Im 18. Jahrhundert war die Quelle in Gogolin für ihre wundersamen Kräfte bekannt. Die Familie Gaschin errichtete darüber eine Kapelle, die zu einem Ort der Mai-Verehrung der Muttergottes wurde. Heute ist die kleine Kirche ein Symbol für das Bewahren der Traditionen der autochthonen Bevölkerung.
Im 18. Jahrhundert wurde eine Tochter der Grafenfamilie von Gaschin blind geboren. Der Legende nach erhielt sie ihre Sehkraft durch das Wasser der Quelle in Gogolin, an der ihr die Muttergottes erschienen sein soll. Zum Gedenken an dieses Ereignis stifteten die Gaschins eine Kapelle an der Quelle, die bis heute besteht.

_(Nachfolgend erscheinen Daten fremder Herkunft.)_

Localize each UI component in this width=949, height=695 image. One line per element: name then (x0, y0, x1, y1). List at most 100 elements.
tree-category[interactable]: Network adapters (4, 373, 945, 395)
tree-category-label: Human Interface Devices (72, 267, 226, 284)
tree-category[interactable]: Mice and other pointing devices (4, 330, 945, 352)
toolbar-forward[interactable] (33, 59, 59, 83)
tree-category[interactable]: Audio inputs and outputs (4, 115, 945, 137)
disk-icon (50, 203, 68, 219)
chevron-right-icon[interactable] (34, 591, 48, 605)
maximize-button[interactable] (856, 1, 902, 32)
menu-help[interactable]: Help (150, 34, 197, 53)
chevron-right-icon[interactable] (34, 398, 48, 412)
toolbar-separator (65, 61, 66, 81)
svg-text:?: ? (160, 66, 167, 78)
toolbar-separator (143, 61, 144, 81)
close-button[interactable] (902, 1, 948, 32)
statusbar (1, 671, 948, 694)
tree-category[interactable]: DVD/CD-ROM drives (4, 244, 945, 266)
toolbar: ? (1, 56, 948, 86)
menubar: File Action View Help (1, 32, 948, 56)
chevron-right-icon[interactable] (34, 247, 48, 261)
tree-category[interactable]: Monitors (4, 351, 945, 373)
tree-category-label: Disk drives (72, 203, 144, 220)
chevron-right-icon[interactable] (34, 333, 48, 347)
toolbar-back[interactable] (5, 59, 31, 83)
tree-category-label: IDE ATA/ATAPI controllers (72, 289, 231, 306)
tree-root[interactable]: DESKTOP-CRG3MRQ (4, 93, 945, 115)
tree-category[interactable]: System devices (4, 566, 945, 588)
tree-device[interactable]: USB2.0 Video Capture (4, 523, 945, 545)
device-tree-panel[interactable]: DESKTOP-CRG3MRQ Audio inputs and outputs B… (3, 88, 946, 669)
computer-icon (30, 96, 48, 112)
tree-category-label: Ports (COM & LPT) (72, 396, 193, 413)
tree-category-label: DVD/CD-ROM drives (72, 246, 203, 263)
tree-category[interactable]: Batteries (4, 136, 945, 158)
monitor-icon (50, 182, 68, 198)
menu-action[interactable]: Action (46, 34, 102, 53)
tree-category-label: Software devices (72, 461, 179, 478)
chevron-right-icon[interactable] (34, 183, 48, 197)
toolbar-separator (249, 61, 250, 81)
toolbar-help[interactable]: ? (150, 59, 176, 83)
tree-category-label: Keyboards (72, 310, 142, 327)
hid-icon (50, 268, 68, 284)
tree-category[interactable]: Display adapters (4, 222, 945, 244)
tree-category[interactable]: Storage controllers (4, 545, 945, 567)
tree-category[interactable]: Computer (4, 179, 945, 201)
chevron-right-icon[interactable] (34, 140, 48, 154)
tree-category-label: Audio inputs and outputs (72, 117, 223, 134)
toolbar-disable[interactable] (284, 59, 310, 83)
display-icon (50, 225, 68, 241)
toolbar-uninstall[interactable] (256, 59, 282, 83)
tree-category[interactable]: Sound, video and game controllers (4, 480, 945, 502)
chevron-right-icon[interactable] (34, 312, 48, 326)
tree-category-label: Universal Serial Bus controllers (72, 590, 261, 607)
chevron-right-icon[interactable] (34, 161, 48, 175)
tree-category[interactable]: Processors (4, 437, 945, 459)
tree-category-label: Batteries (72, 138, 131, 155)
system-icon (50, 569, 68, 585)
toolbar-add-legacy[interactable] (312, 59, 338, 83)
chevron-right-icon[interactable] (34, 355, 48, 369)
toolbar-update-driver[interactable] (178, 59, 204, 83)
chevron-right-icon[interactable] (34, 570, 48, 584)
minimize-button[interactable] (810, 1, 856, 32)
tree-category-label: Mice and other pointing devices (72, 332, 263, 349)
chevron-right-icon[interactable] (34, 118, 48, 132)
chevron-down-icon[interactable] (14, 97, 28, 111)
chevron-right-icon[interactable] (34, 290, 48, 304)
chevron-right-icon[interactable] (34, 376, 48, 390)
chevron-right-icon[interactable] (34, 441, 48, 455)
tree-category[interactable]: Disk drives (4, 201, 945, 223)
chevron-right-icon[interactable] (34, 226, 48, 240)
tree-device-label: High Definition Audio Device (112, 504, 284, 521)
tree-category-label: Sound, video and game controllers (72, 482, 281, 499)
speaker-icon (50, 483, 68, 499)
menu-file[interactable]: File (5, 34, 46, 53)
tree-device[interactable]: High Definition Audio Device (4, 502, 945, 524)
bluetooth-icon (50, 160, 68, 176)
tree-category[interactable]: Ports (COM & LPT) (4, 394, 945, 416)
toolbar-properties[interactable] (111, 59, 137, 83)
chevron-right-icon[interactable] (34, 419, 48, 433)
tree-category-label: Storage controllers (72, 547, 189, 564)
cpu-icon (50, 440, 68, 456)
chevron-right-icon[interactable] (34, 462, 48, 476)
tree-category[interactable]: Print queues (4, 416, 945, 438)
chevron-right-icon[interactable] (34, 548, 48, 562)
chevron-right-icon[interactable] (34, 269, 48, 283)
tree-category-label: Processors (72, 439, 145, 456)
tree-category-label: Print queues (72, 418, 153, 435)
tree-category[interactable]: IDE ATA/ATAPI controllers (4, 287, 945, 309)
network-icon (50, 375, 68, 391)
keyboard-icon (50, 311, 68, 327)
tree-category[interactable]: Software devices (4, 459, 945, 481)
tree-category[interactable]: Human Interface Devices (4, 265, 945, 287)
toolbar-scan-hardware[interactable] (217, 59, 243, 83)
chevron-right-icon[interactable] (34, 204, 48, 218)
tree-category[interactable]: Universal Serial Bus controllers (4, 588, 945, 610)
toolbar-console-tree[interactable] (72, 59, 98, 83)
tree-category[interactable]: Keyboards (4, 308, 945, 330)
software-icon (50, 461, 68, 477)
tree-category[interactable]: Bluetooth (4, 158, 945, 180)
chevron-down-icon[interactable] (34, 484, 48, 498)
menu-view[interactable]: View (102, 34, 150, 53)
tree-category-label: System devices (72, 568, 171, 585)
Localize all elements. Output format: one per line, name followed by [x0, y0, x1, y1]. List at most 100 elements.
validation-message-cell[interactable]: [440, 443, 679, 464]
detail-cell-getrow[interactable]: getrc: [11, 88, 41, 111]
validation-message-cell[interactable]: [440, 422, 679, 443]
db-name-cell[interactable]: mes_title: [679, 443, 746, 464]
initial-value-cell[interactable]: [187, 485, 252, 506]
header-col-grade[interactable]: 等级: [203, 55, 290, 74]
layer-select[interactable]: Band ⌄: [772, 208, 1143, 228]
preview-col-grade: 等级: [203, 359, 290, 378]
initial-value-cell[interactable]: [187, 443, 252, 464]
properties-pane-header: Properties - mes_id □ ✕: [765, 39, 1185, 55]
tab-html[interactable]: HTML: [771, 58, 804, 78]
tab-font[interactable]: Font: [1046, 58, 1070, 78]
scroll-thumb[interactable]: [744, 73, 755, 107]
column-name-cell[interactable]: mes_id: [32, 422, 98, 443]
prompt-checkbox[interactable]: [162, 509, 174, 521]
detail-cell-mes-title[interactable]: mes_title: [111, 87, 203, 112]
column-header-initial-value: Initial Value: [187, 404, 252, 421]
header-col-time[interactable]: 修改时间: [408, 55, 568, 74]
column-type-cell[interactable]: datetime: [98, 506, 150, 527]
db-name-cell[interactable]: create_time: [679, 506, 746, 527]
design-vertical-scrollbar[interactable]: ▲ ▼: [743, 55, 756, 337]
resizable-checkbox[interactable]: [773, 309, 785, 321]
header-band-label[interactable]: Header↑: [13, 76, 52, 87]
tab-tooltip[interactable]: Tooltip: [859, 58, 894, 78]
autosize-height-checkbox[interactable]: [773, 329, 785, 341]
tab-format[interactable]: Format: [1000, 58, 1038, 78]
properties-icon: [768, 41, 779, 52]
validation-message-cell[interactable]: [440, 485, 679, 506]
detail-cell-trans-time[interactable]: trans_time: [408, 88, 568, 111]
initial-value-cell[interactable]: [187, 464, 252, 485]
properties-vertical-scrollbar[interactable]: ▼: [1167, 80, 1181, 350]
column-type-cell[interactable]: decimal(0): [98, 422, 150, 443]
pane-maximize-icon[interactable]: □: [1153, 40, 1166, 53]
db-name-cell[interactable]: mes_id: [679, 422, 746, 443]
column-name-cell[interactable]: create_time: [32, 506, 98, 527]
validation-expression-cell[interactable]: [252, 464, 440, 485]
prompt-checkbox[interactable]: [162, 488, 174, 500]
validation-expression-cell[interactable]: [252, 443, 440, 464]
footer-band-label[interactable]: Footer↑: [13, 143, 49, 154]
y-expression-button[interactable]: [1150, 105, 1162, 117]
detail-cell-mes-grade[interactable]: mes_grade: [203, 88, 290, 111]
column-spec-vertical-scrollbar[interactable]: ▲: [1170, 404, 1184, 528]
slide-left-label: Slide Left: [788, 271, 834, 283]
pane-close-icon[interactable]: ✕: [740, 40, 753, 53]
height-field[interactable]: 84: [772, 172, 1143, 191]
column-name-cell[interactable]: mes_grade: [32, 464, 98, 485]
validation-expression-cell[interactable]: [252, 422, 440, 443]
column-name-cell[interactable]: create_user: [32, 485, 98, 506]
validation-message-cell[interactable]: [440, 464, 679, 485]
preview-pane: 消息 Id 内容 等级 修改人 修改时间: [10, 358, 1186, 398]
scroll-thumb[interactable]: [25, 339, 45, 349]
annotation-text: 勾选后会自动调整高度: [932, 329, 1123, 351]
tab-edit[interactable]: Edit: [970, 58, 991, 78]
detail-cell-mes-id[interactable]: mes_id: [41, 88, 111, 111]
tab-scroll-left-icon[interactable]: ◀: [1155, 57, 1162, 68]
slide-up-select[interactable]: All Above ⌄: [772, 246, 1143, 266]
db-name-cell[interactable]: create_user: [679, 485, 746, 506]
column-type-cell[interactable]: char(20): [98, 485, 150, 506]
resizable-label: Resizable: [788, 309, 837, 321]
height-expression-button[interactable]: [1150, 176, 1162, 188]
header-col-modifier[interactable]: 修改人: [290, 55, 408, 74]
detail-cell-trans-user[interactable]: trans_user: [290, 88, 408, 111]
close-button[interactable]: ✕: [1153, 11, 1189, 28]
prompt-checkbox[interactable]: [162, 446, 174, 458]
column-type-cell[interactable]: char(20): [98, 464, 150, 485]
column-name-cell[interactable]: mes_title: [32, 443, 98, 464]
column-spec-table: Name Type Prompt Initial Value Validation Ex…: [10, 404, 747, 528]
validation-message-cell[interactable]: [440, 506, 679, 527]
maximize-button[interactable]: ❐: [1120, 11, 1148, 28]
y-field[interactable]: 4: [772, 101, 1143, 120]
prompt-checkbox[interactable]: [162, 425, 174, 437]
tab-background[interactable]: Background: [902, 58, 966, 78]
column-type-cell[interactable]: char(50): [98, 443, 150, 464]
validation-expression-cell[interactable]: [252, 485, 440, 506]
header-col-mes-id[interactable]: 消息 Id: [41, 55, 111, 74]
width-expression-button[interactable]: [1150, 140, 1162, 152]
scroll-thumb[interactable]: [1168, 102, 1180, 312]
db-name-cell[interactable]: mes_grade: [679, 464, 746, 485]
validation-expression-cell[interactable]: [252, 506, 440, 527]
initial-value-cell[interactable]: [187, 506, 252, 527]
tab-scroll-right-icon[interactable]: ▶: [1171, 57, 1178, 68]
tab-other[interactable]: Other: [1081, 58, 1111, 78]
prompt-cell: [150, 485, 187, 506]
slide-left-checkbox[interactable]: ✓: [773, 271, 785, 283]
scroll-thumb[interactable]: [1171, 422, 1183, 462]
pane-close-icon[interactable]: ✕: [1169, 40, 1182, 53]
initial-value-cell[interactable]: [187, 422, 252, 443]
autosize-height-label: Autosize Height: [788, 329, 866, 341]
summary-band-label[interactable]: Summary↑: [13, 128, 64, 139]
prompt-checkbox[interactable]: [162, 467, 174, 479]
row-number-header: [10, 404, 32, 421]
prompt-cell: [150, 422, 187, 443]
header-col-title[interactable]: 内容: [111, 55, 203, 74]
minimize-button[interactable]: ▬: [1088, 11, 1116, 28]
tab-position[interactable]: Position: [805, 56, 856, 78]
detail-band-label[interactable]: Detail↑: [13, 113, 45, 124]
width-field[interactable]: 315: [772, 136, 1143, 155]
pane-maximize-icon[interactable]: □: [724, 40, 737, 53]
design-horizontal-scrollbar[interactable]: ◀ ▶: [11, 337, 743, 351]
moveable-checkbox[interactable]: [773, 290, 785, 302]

Lange vor dem ersten Sonntag im Mai krempelt die Familie Polanski aus Gogolin die Ärmel hoch. Christian Polanski, Vorsitzender der DFK in Gogolin, mäht den Rasen, streicht die Kapelle und repariert kleinere Schäden. Seine Mutter Christiane und seine Frau Barbara halten die Kapelle sauber und sorgen für frische Blumen. Tochter Andrea, die bereits studiert, hilft seit ihrer Kindheit mit. Für die Oma sind die Maiandachten nicht nur Ausdruck ihrer Religiosität, sondern auch ihrer autochthonen, deutschen Identität. Sie ist in dieser Tradition aufgewachsen und war als Kind fasziniert von der Geschichte der Kapelle der Muttergottes in Gogolin.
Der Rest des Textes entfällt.